Enfin, du troisième parterre, je cueille cette plante apparemment épineuse, dont on peut se méfier: l’institution, avec celles qui  croissent et fleurissent tout prés : Jésus et l’Eglise.
– J’aime particulièrement l’institution, (hum !!!) celle de l’Eglise, mais à cause de cette phrase du proloque de Jean, véritable faire-part  étonnant,  déclaration d’amour de Dieu pour l’être humain : « le Verbe s’est fait chair ». Dieu, Fils éternel, Parole divine, épouse la chair de l’humanité, consent à la chair de l’humanité pour vivre avec elle une alliance nouvelle et éternelle , oui, dans la chair, avec la chair et pour la chair, au-delà de la mort. En quittant la chair terrestre dans sa mort, le Christ n’a pas abandonné à la terre la chair d’humanité, il l’a pris avec lui  en sa résurrection selon la chair, pour en faire une chair dans l’éternité. N’est pas pour cela, comme l’a exprimé avec une très juste intuition l’un de nous, que  « Jésus n’a jamais eu honte de la chair ? alors qu’il en a connu les besoins et les fragilités, les vulnérabilités et les blessures. «C’est par ses blessures que nous sommes sauvés », proclame, sans honte, l’apôtre Pierre.

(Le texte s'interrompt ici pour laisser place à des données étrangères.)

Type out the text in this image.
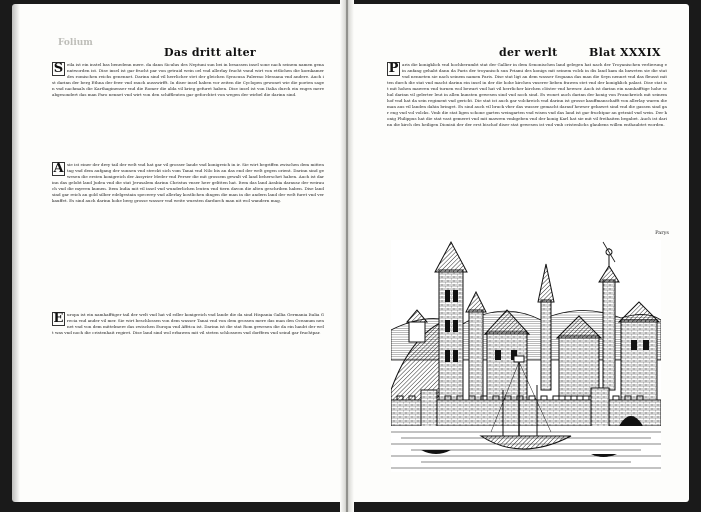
Folium
Das dritt alter
S eila ist ein instel bas benedenn mere. da dann Siculus des Neptuni sun bei in besassen insel sone nach seinem namen genanntworden ist. Dise insel ist gar frucht par von getraid wein oel vnd allerlay frucht vnnd wirt von ettlichen die kornkamer des romischen reichs genennet. Darinn sind vil herrlicher stet der gleichen Syracusa Palermo Messana vnd andere. Auch ist darinn der berg Ethna der fewr vnd rauch ausswirfft. In diser insel haben vor zeiten die Cyclopen gewonet wie die poeten sagen vnd nachmals die Karthaginenser vnd die Romer die alda vil krieg gefuret haben. Dise insel ist von Italia durch ein enges mere abgesondert das man Faro nennet vnd wirt von den schiffleuten gar geforchtet von wegen der wirbel die darinn sind.
A sie ist einer der drey tail der welt vnd hat gar vil grosser lande vnd konigreich in ir. Sie wirt begriffen zwischen dem mittentag vnd dem aufgang der sunnen vnd streckt sich vom Tanai vnd Nilo bis an das end der welt gegen orient. Darinn sind gewesen die ersten konigreich der Assyrier Meder vnd Perser die mit grossem gewalt vil land beherschet haben. Auch ist darinn das gelobt land Judea vnd die stat Jerusalem darinn Christus vnser herr gelitten hat. Item das land Arabia darausz der weirauch vnd die myrren kumen. Item India mit vil insel vnd wunderlichen leuten vnd tiern davon die alten geschriben haben. Dise land sind gar reich an gold silber edelgestain specerey vnd allerlay kostlichen dingen die man in die andern land der welt furet vnd verkauffet. Es sind auch darinn hohe berg grosse wasser vnd weite wuesten dardurch man nit wol wandern mag.
E uropa ist ein namhafftiger tail der welt vnd hat vil edler konigreich vnd lande die da sind Hispania Gallia Germania Italia Grecia vnd ander vil mer. Sie wirt beschlossen von dem wasser Tanai vnd von dem grossen mere das man den Oceanum nennet vnd von dem mittelmere das zwischen Europa vnd Affrica ist. Darinn ist die stat Rom gewesen die da ein haubt der welt was vnd noch die cristenhait regiret. Dise land sind wol erbawen mit vil steten schlossern vnd dorffern vnd seind gar fruchtpar.
der werlt	Blat XXXIX
P aris die konigklich vnd hochberumbt stat der Gallier in dem Senonischen land gelegen hat nach der Troyanischen verlierung ein anfang gehabt dann da Paris der troyanisch sun Priami des konigs mit seinem volck in dis land kam da baweten sie die stat vnd nenneten sie nach seinem namen Paris. Dise stat ligt an dem wasser Sequana das man die Seyn nennet vnd das fleusst mitten durch die stat vnd macht darinn ein insel in der die hohe kirchen vnserer lieben frawen stet vnd der konigklich palast. Dise stat ist mit hohen mawren vnd turnen wol bewart vnd hat vil herrlicher kirchen clöster vnd hewser. Auch ist darinn ein namhafftige hohe schul darinn vil gelerter leut in allen kunsten gewesen sind vnd noch sind. Es wonet auch darinn der konig von Franckreich mit seinem hof vnd hat da sein regiment vnd gericht. Die stat ist auch gar volckreich vnd darinn ist grosse kauffmanschafft von allerlay waren die man aus vil landen dahin bringet. Es sind auch vil bruck vber das wasser gemacht darauf hewser gebawet sind vnd die gassen sind gar eng vnd vol volcks. Vmb die stat ligen schone garten weingarten vnd wisen vnd das land ist gar fruchtpar an getraid vnd wein. Der konig Philippus hat die stat vast gemeret vnd mit mawren vmbgeben vnd der konig Karl hat sie mit vil freihaiten begabet. Auch ist darinn die kirch des heiligen Dionisii der der erst bischof diser stat gewesen ist vnd vmb cristenlichs glaubens willen enthaubtet worden.
Parys
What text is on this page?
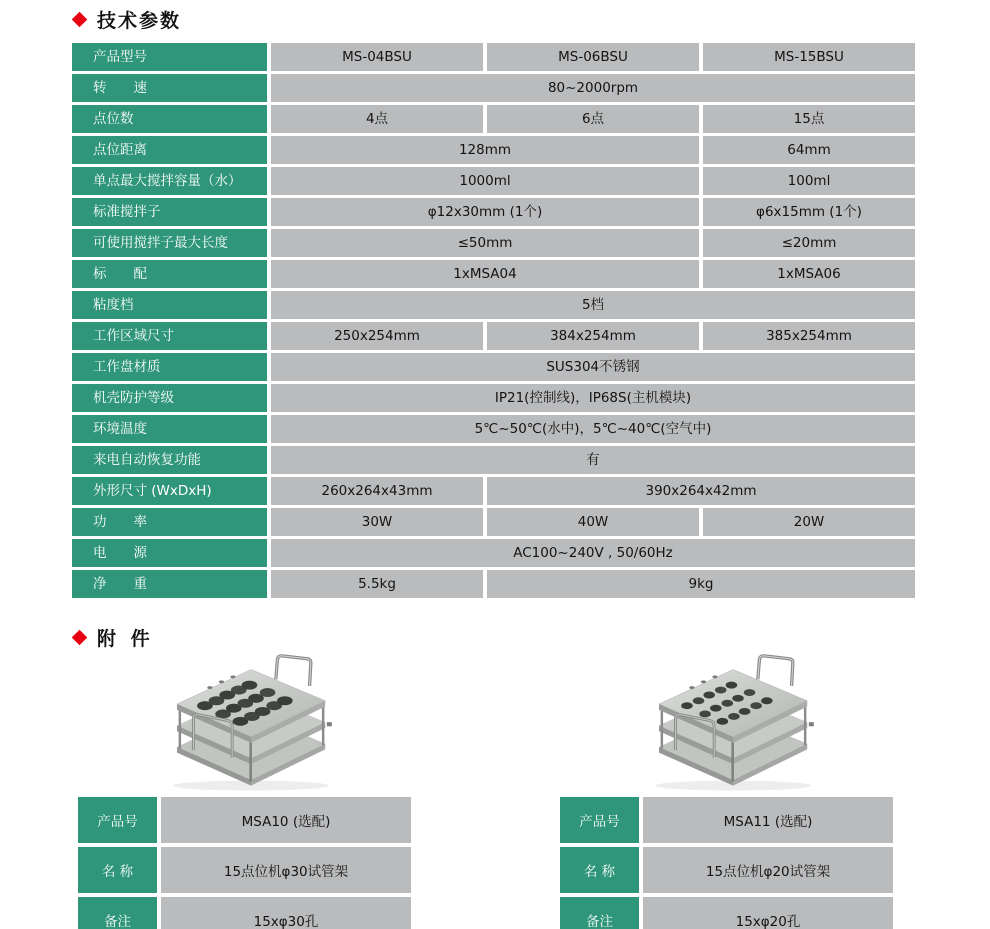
技术参数
产品型号	MS-04BSU	MS-06BSU	MS-15BSU
转　　速	80~2000rpm
点位数	4点	6点	15点
点位距离	128mm	64mm
单点最大搅拌容量（水）	1000ml	100ml
标准搅拌子	φ12x30mm (1个)	φ6x15mm (1个)
可使用搅拌子最大长度	≤50mm	≤20mm
标　　配	1xMSA04	1xMSA06
粘度档	5档
工作区域尺寸	250x254mm	384x254mm	385x254mm
工作盘材质	SUS304不锈钢
机壳防护等级	IP21(控制线)，IP68S(主机模块)
环境温度	5℃~50℃(水中)，5℃~40℃(空气中)
来电自动恢复功能	有
外形尺寸 (WxDxH)	260x264x43mm	390x264x42mm
功　　率	30W	40W	20W
电　　源	AC100~240V , 50/60Hz
净　　重	5.5kg	9kg
附 件
产品号	MSA10 (选配)
名 称	15点位机φ30试管架
备注	15xφ30孔
产品号	MSA11 (选配)
名 称	15点位机φ20试管架
备注	15xφ20孔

– L’incarnation du Fils de Dieu, Parole éternelle dans la chair est un consentement charnel. Désormais dans notre chair d’humanité repose, vit, respire, se dit, se donne la Parole de Dieu. Son Verbe est dans la chair pour dire le sens de la chair comme le verbe dans la phrase en donne la signification. Depuis l’Incarnation, il n’y a plus de Parole divine définitive hors de la chair et dans toute chair ;  donc toute chair, sans  aucune exclusion, est habitée par une Parole de vie divine, elle en porte les semences, et capable d’en exprimer les croissances. Paul l’affirme : « La Parole est près de toi, elle est dans ta bouche, elle est dans ton cœur» (Rom 10,8).
– Jésus n’a pas fondé une institution,  ni plus prolongé les institutions juives de son temps, le temple, les lois, les sacrifices ou le sacerdoce cultuel; il les a même déclarés caduques ; d’ailleurs de nombreux témoignages de l’Évangile nous signifient bien qu’il était plutôt anti institutionnel et même anticlérical ;d’ailleurs, ces institutions et leur clergé le lui ont bien rendu puisqu’ils l’ont conduit à la croix.

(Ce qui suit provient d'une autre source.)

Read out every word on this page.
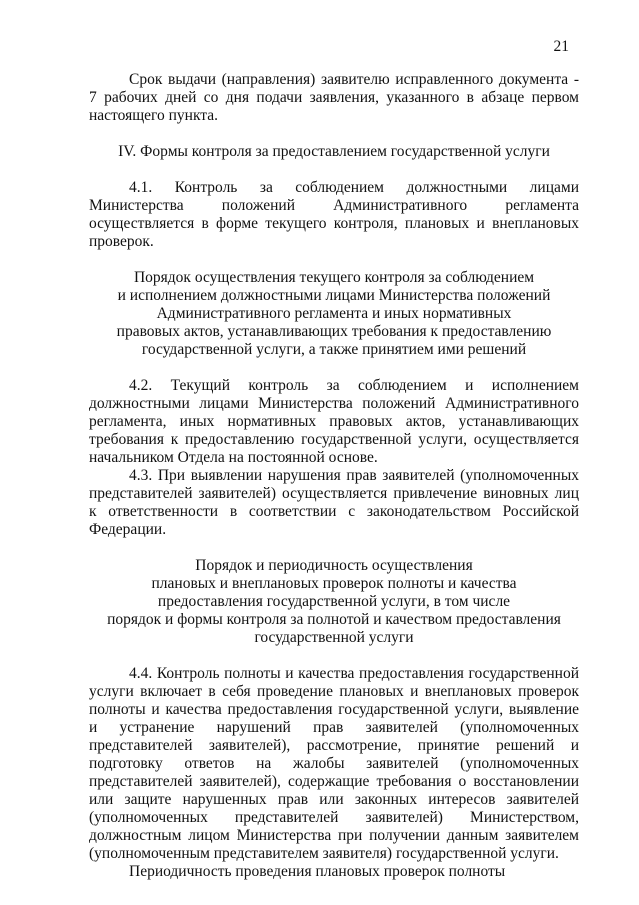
21

Срок выдачи (направления) заявителю исправленного документа - 7 рабочих дней со дня подачи заявления, указанного в абзаце первом настоящего пункта.

IV. Формы контроля за предоставлением государственной услуги

4.1. Контроль за соблюдением должностными лицами Министерства положений Административного регламента осуществляется в форме текущего контроля, плановых и внеплановых проверок.

Порядок осуществления текущего контроля за соблюдением
и исполнением должностными лицами Министерства положений
Административного регламента и иных нормативных
правовых актов, устанавливающих требования к предоставлению
государственной услуги, а также принятием ими решений

4.2. Текущий контроль за соблюдением и исполнением должностными лицами Министерства положений Административного регламента, иных нормативных правовых актов, устанавливающих требования к предоставлению государственной услуги, осуществляется начальником Отдела на постоянной основе.

4.3. При выявлении нарушения прав заявителей (уполномоченных представителей заявителей) осуществляется привлечение виновных лиц к ответственности в соответствии с законодательством Российской Федерации.

Порядок и периодичность осуществления
плановых и внеплановых проверок полноты и качества
предоставления государственной услуги, в том числе
порядок и формы контроля за полнотой и качеством предоставления
государственной услуги

4.4. Контроль полноты и качества предоставления государственной услуги включает в себя проведение плановых и внеплановых проверок полноты и качества предоставления государственной услуги, выявление и устранение нарушений прав заявителей (уполномоченных представителей заявителей), рассмотрение, принятие решений и подготовку ответов на жалобы заявителей (уполномоченных представителей заявителей), содержащие требования о восстановлении или защите нарушенных прав или законных интересов заявителей (уполномоченных представителей заявителей) Министерством, должностным лицом Министерства при получении данным заявителем (уполномоченным представителем заявителя) государственной услуги.

Периодичность проведения плановых проверок полноты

–  Jésus  n’a pas bâti un monument, il n’a pas écrit une constitution avec des lois et des décrets pour gérer ce qu’il transmettait aux apôtres. Mais alors, que leur a-t-il laissé ? Il les a institués dans le mystère de son Incarnation, il les a fondés dans le mystère de sa Paque, en sa mort et sa résurrection, il les a incarnés dans le mystère de sa chair eucharistique, son corps et son sang livré, versé entre leurs mains pour qu’il la perpétue jusqu’à la fin des temps. L’Eglise est instituée dans la chair du Christ, celle que nous nous lui avons donné, et qu’il nous a  rendue, chair pardonnée et réconciliée, chair guérie et ressuscitée, toujours livrée « pour nous et pour la multitude »,  afin nous ayons la vie en abondance. Ceci est « très bon » et de quel prix aux yeux de Dieu !

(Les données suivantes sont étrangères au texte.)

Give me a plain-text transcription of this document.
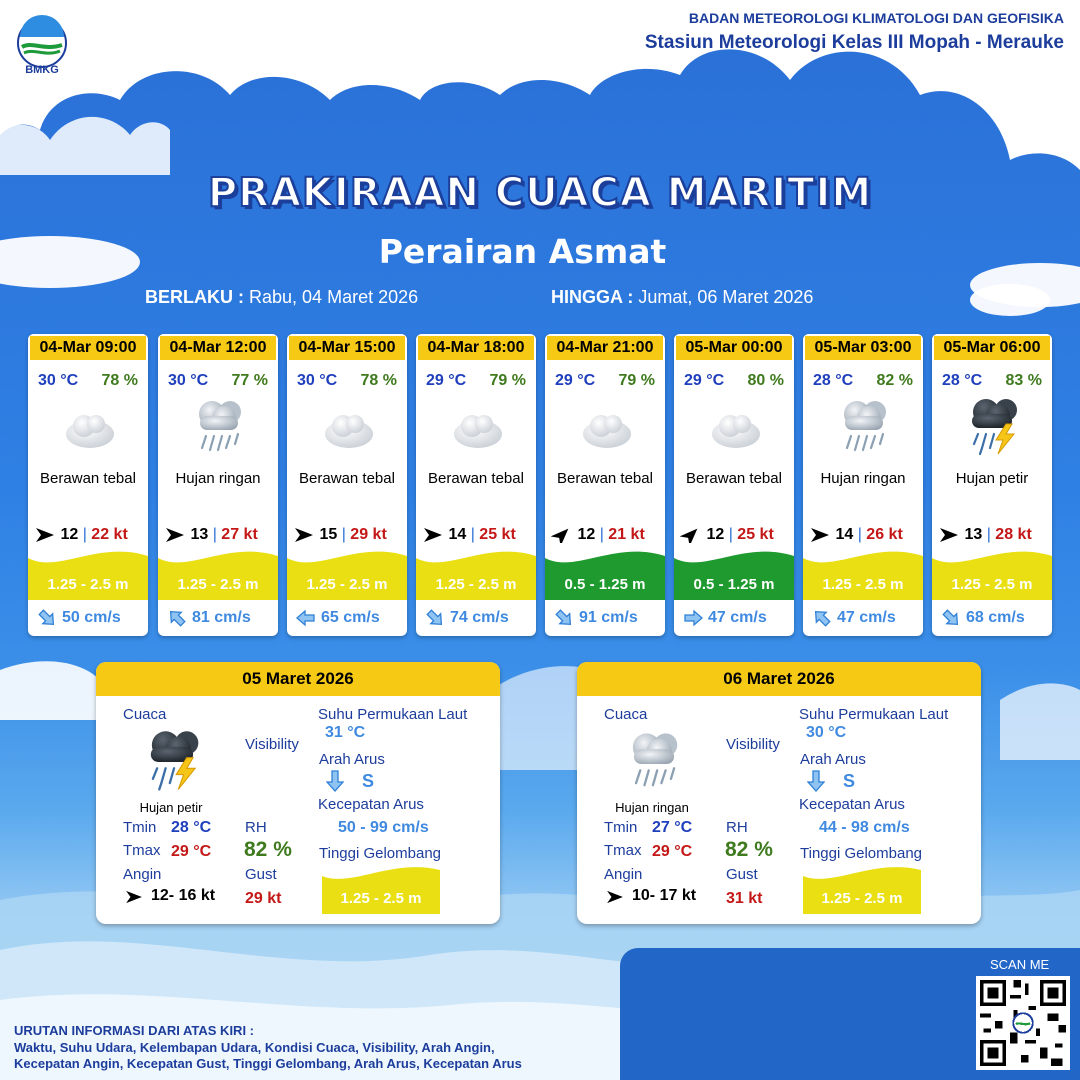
BMKG
BADAN METEOROLOGI KLIMATOLOGI DAN GEOFISIKA
Stasiun Meteorologi Kelas III Mopah - Merauke
PRAKIRAAN CUACA MARITIM
Perairan Asmat
BERLAKU : Rabu, 04 Maret 2026	HINGGA : Jumat, 06 Maret 2026
04-Mar 09:00
30 °C 78 %
Berawan tebal
12 | 22 kt
1.25 - 2.5 m
50 cm/s
04-Mar 12:00
30 °C 77 %
Hujan ringan
13 | 27 kt
1.25 - 2.5 m
81 cm/s
04-Mar 15:00
30 °C 78 %
Berawan tebal
15 | 29 kt
1.25 - 2.5 m
65 cm/s
04-Mar 18:00
29 °C 79 %
Berawan tebal
14 | 25 kt
1.25 - 2.5 m
74 cm/s
04-Mar 21:00
29 °C 79 %
Berawan tebal
12 | 21 kt
0.5 - 1.25 m
91 cm/s
05-Mar 00:00
29 °C 80 %
Berawan tebal
12 | 25 kt
0.5 - 1.25 m
47 cm/s
05-Mar 03:00
28 °C 82 %
Hujan ringan
14 | 26 kt
1.25 - 2.5 m
47 cm/s
05-Mar 06:00
28 °C 83 %
Hujan petir
13 | 28 kt
1.25 - 2.5 m
68 cm/s
05 Maret 2026
Cuaca
Hujan petir
Visibility
Suhu Permukaan Laut
31 °C
Arah Arus
S
Kecepatan Arus
50 - 99 cm/s
Tinggi Gelombang
1.25 - 2.5 m
Tmin 28 °C
Tmax 29 °C
Angin
12- 16 kt
RH
82 %
Gust
29 kt
06 Maret 2026
Cuaca
Hujan ringan
Visibility
Suhu Permukaan Laut
30 °C
Arah Arus
S
Kecepatan Arus
44 - 98 cm/s
Tinggi Gelombang
1.25 - 2.5 m
Tmin 27 °C
Tmax 29 °C
Angin
10- 17 kt
RH
82 %
Gust
31 kt
SCAN ME
URUTAN INFORMASI DARI ATAS KIRI :
Waktu, Suhu Udara, Kelembapan Udara, Kondisi Cuaca, Visibility, Arah Angin,
Kecepatan Angin, Kecepatan Gust, Tinggi Gelombang, Arah Arus, Kecepatan Arus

– Nous-mêmes, à la suite des apôtres et disciples, nous sommes institués dans la chair du Christ, puisque nous prenons et mangeons son corps, et buvons son sang ; nous sommes ainsi constitués en Eglise ; membre du Christ  et membre de l’Eglise, ceci est la force de notre témoignage d’amour pour l’humanité. Bien sûr, il faut quelques institutions,  organisations, lois communes, ministères et rites,  pour faire vivre la communauté, mais  ce n’est pas d’abord en eux que se  trouvent nos raisons de vivre, d’aimer et de croire.
– L’Eglise est extensible, sans limite ni frontière ; si on peut dire qui en fait parti, nul ne peut jamais dire qui n’en fait pas parti, puisque l’Eglise est ce corps organique et vivant tissé des relations de chacun avec le Christ Seigneur, dans la  communion fraternelle de nos compagnonnages  quotidiens.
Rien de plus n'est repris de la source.